# **** Puff, Puff ****



## catcapper (Feb 11, 2010)

As Maury would say--- the results are in.

The pilgrams that puff on the green wacky weed have voted to give us here in Colorado ---WOLVES---

Guess they didn't get off the joint long enough to think of the millions its gonna cost in increased tax and conservation dollars--- but what the heck--- their so pretty--- and besides, its just nature.

Seems like the 4 cities in this state always know whats best for us AG folks.

AG keeps this county alive--- and now we find that a bit over a thousand people (pilgrams from the cities) in this ranching and hunting county voted to hurt our way of life.

Guess ya cant fix stupid--- puff, puff--- keep on smoke'in that wachy weed--->

awprint:


----------



## hassell (Feb 9, 2010)

It's so sad Cat, we have them here also.


----------



## pokeyjeeper (Sep 5, 2013)

Crazy stuff cat 
Good luck with the big dogs they sure take more big game than they can eat


----------



## youngdon (Mar 10, 2010)

That's a shame that they're doing it to CO. too. 
They can track Your cell phone no matter where you go but they won't track the wolves well enough to know how far they roam.


----------



## kiyote (Jun 15, 2014)

the puffers don't care cause the puffers ain't payin the taxes.
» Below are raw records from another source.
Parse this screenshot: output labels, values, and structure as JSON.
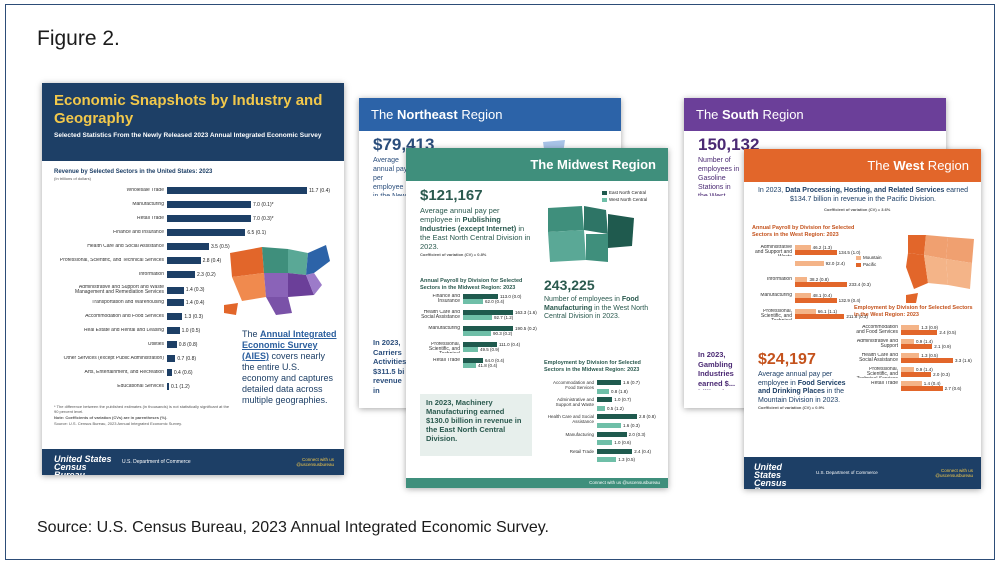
{
  "figure_title": "Figure 2.",
  "source_caption": "Source: U.S. Census Bureau, 2023 Annual Integrated Economic Survey.",
  "sheet1": {
    "title": "Economic Snapshots by Industry and Geography",
    "subtitle": "Selected Statistics From the Newly Released 2023 Annual Integrated Economic Survey",
    "chart_title": "Revenue by Selected Sectors in the United States: 2023",
    "chart_units": "(In trillions of dollars)",
    "bars": [
      {
        "label": "Wholesale Trade",
        "value": "11.7 (0.4)",
        "pct": 1.0
      },
      {
        "label": "Manufacturing",
        "value": "7.0 (0.1)*",
        "pct": 0.6
      },
      {
        "label": "Retail Trade",
        "value": "7.0 (0.3)*",
        "pct": 0.6
      },
      {
        "label": "Finance and Insurance",
        "value": "6.5 (0.1)",
        "pct": 0.56
      },
      {
        "label": "Health Care and Social Assistance",
        "value": "3.5 (0.5)",
        "pct": 0.3
      },
      {
        "label": "Professional, Scientific, and Technical Services",
        "value": "2.8 (0.4)",
        "pct": 0.24
      },
      {
        "label": "Information",
        "value": "2.3 (0.2)",
        "pct": 0.2
      },
      {
        "label": "Administrative and Support and Waste Management and Remediation Services",
        "value": "1.4 (0.3)",
        "pct": 0.12
      },
      {
        "label": "Transportation and Warehousing",
        "value": "1.4 (0.4)",
        "pct": 0.12
      },
      {
        "label": "Accommodation and Food Services",
        "value": "1.3 (0.3)",
        "pct": 0.11
      },
      {
        "label": "Real Estate and Rental and Leasing",
        "value": "1.0 (0.5)",
        "pct": 0.09
      },
      {
        "label": "Utilities",
        "value": "0.8 (0.8)",
        "pct": 0.07
      },
      {
        "label": "Other Services (except Public Administration)",
        "value": "0.7 (0.8)",
        "pct": 0.06
      },
      {
        "label": "Arts, Entertainment, and Recreation",
        "value": "0.4 (0.6)",
        "pct": 0.035
      },
      {
        "label": "Educational Services",
        "value": "0.1 (1.2)",
        "pct": 0.01
      }
    ],
    "aies_pre": "The ",
    "aies_link": "Annual Integrated Economic Survey (AIES)",
    "aies_post": " covers nearly the entire U.S. economy and captures detailed data across multiple geographies.",
    "footnote1": "* The difference between the published estimates (in thousands) is not statistically significant at the 90 percent level.",
    "footnote2": "Note: Coefficients of variation (CVs) are in parentheses (%).",
    "footnote3": "Source: U.S. Census Bureau, 2023 Annual Integrated Economic Survey.",
    "logo": "United States Census Bureau",
    "dept": "U.S. Department of Commerce",
    "connect": "Connect with us @uscensusbureau"
  },
  "northeast": {
    "title_pre": "The ",
    "title_bold": "Northeast",
    "title_post": " Region",
    "stat": "$79,413",
    "text": "Average annual pay per employee in the New England Division in 2023.",
    "lower": "In 2023, Carriers Activities $311.5 bi revenue in England"
  },
  "midwest": {
    "title": "The Midwest Region",
    "stat1": "$121,167",
    "text1_pre": "Average annual pay per employee in ",
    "text1_bold": "Publishing Industries (except Internet)",
    "text1_post": " in the East North Central Division in 2023.",
    "cv1": "Coefficient of variation (CV) = 0.8%",
    "chart1_title": "Annual Payroll by Division for Selected Sectors in the Midwest Region: 2023",
    "chart1_bars": [
      {
        "label": "Finance and Insurance",
        "v1": "113.0 (0.0)",
        "v2": "62.0 (0.4)",
        "p1": 0.7,
        "p2": 0.4
      },
      {
        "label": "Health Care and Social Assistance",
        "v1": "163.3 (1.6)",
        "v2": "92.7 (1.2)",
        "p1": 1.0,
        "p2": 0.58
      },
      {
        "label": "Manufacturing",
        "v1": "190.5 (0.2)",
        "v2": "90.3 (0.2)",
        "p1": 1.0,
        "p2": 0.56
      },
      {
        "label": "Professional, Scientific, and Technical Services",
        "v1": "111.0 (0.4)",
        "v2": "49.5 (0.9)",
        "p1": 0.68,
        "p2": 0.3
      },
      {
        "label": "Retail Trade",
        "v1": "64.0 (0.4)",
        "v2": "41.8 (0.4)",
        "p1": 0.4,
        "p2": 0.26
      }
    ],
    "stat2": "243,225",
    "text2_pre": "Number of employees in ",
    "text2_bold": "Food Manufacturing",
    "text2_post": " in the West North Central Division in 2023.",
    "box_text": "In 2023, Machinery Manufacturing earned $130.0 billion in revenue in the East North Central Division.",
    "chart2_title": "Employment by Division for Selected Sectors in the Midwest Region: 2023",
    "chart2_bars": [
      {
        "label": "Accommodation and Food Services",
        "value": "1.6 (0.7)",
        "pct": 0.6
      },
      {
        "label": "",
        "value": "0.8 (1.8)",
        "pct": 0.3
      },
      {
        "label": "Administrative and Support and Waste Management",
        "value": "1.0 (0.7)",
        "pct": 0.38
      },
      {
        "label": "",
        "value": "0.5 (1.2)",
        "pct": 0.2
      },
      {
        "label": "Health Care and Social Assistance",
        "value": "2.8 (0.8)",
        "pct": 1.0
      },
      {
        "label": "",
        "value": "1.6 (0.3)",
        "pct": 0.6
      },
      {
        "label": "Manufacturing",
        "value": "2.0 (0.3)",
        "pct": 0.74
      },
      {
        "label": "",
        "value": "1.0 (0.6)",
        "pct": 0.38
      },
      {
        "label": "Retail Trade",
        "value": "2.4 (0.4)",
        "pct": 0.88
      },
      {
        "label": "",
        "value": "1.3 (0.5)",
        "pct": 0.48
      }
    ],
    "legend1": "East North Central",
    "legend2": "West North Central",
    "connect": "Connect with us @uscensusbureau"
  },
  "south": {
    "title_pre": "The ",
    "title_bold": "South",
    "title_post": " Region",
    "stat": "150,132",
    "text": "Number of employees in Gasoline Stations in the West South Central Division in 2023.",
    "lower": "In 2023, Gambling Industries earned $... billion in the South Atlantic"
  },
  "west": {
    "title_pre": "The ",
    "title_bold": "West",
    "title_post": " Region",
    "headline_pre": "In 2023, ",
    "headline_bold": "Data Processing, Hosting, and Related Services",
    "headline_post": " earned $134.7 billion in revenue in the Pacific Division.",
    "cv1": "Coefficient of variation (CV) = 3.6%",
    "chart1_title": "Annual Payroll by Division for Selected Sectors in the West Region: 2023",
    "chart1_bars": [
      {
        "label": "Administrative and Support and Waste Management",
        "v1": "46.2 (1.3)",
        "v2": "134.5 (1.0)",
        "p1": 0.3,
        "p2": 0.8
      },
      {
        "label": "",
        "v1": "92.0 (2.4)",
        "v2": "",
        "p1": 0.55,
        "p2": 0
      },
      {
        "label": "Information",
        "v1": "38.2 (0.8)",
        "v2": "233.4 (0.3)",
        "p1": 0.24,
        "p2": 1.0
      },
      {
        "label": "Manufacturing",
        "v1": "48.1 (0.4)",
        "v2": "132.9 (0.4)",
        "p1": 0.3,
        "p2": 0.8
      },
      {
        "label": "Professional, Scientific, and Technical Services",
        "v1": "66.1 (1.1)",
        "v2": "211.8 (0.3)",
        "p1": 0.4,
        "p2": 0.95
      }
    ],
    "legend1": "Mountain",
    "legend2": "Pacific",
    "chart2_title": "Employment by Division for Selected Sectors in the West Region: 2023",
    "chart2_bars": [
      {
        "label": "Accommodation and Food Services",
        "v1": "1.3 (0.9)",
        "v2": "2.4 (0.5)",
        "p1": 0.35,
        "p2": 0.7
      },
      {
        "label": "Administrative and Support",
        "v1": "0.9 (1.4)",
        "v2": "2.1 (0.9)",
        "p1": 0.25,
        "p2": 0.6
      },
      {
        "label": "Health Care and Social Assistance",
        "v1": "1.3 (0.5)",
        "v2": "3.3 (1.6)",
        "p1": 0.35,
        "p2": 1.0
      },
      {
        "label": "Professional, Scientific, and Technical Services",
        "v1": "0.9 (1.4)",
        "v2": "2.0 (0.3)",
        "p1": 0.25,
        "p2": 0.58
      },
      {
        "label": "Retail Trade",
        "v1": "1.4 (0.4)",
        "v2": "2.7 (0.6)",
        "p1": 0.4,
        "p2": 0.8
      }
    ],
    "stat": "$24,197",
    "text_pre": "Average annual pay per employee in ",
    "text_bold": "Food Services and Drinking Places",
    "text_post": " in the Mountain Division in 2023.",
    "cv2": "Coefficient of variation (CV) = 0.9%",
    "logo": "United States Census Bureau",
    "dept": "U.S. Department of Commerce",
    "connect": "Connect with us @uscensusbureau"
  },
  "colors": {
    "navy": "#1d3f66",
    "gold": "#f2c84b",
    "northeast": "#2c63a8",
    "midwest": "#3f8f7c",
    "south": "#6b3f99",
    "west": "#e2662a",
    "frame": "#2d4d78"
  }
}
always being one to look for the bright side ...................least ya'll won't have to worry bout CWD no mo. :wink:


----------



## glenway (Mar 27, 2011)

Welcome to the stinkin' club.

Everyone will eventually learn there's no "off button" for wolves.


----------



## hassell (Feb 9, 2010)

Our game numbers here are going down fast because of them multiplying.


----------



## catcapper (Feb 11, 2010)

I'll be take'in care of my family and outfit--- sounds like others in the state will follow the same-------> S.S.S.

awprint:


----------



## hassell (Feb 9, 2010)

catcapper said:


> I'll be take'in care of my family and outfit--- sounds like others in the state will follow the same-------> S.S.S.
> 
> awprint:


 Like I said in a previous post, the griz. in the valley are under the same program.


----------



## murphyranch (Dec 9, 2015)

catcapper said:


> I'll be take'in care of my family and outfit--- sounds like others in the state will follow the same-------> S.S.S.
> 
> awprint:


SSS. Shoot, Shovel, Shut up!

Sent from my iPad using Tapatalk


----------



## glenway (Mar 27, 2011)

Shhhhhhh...


----------



## kiyote (Jun 15, 2014)

catcapper said:


> I'll be take'in care of my family and outfit--- sounds like others in the state will follow the same-------> S.S.S.
> 
> awprint:


 :doh: you all ready broke the rule on third S. juz sayin. :wink: :mrgreen:

:getrdone:


----------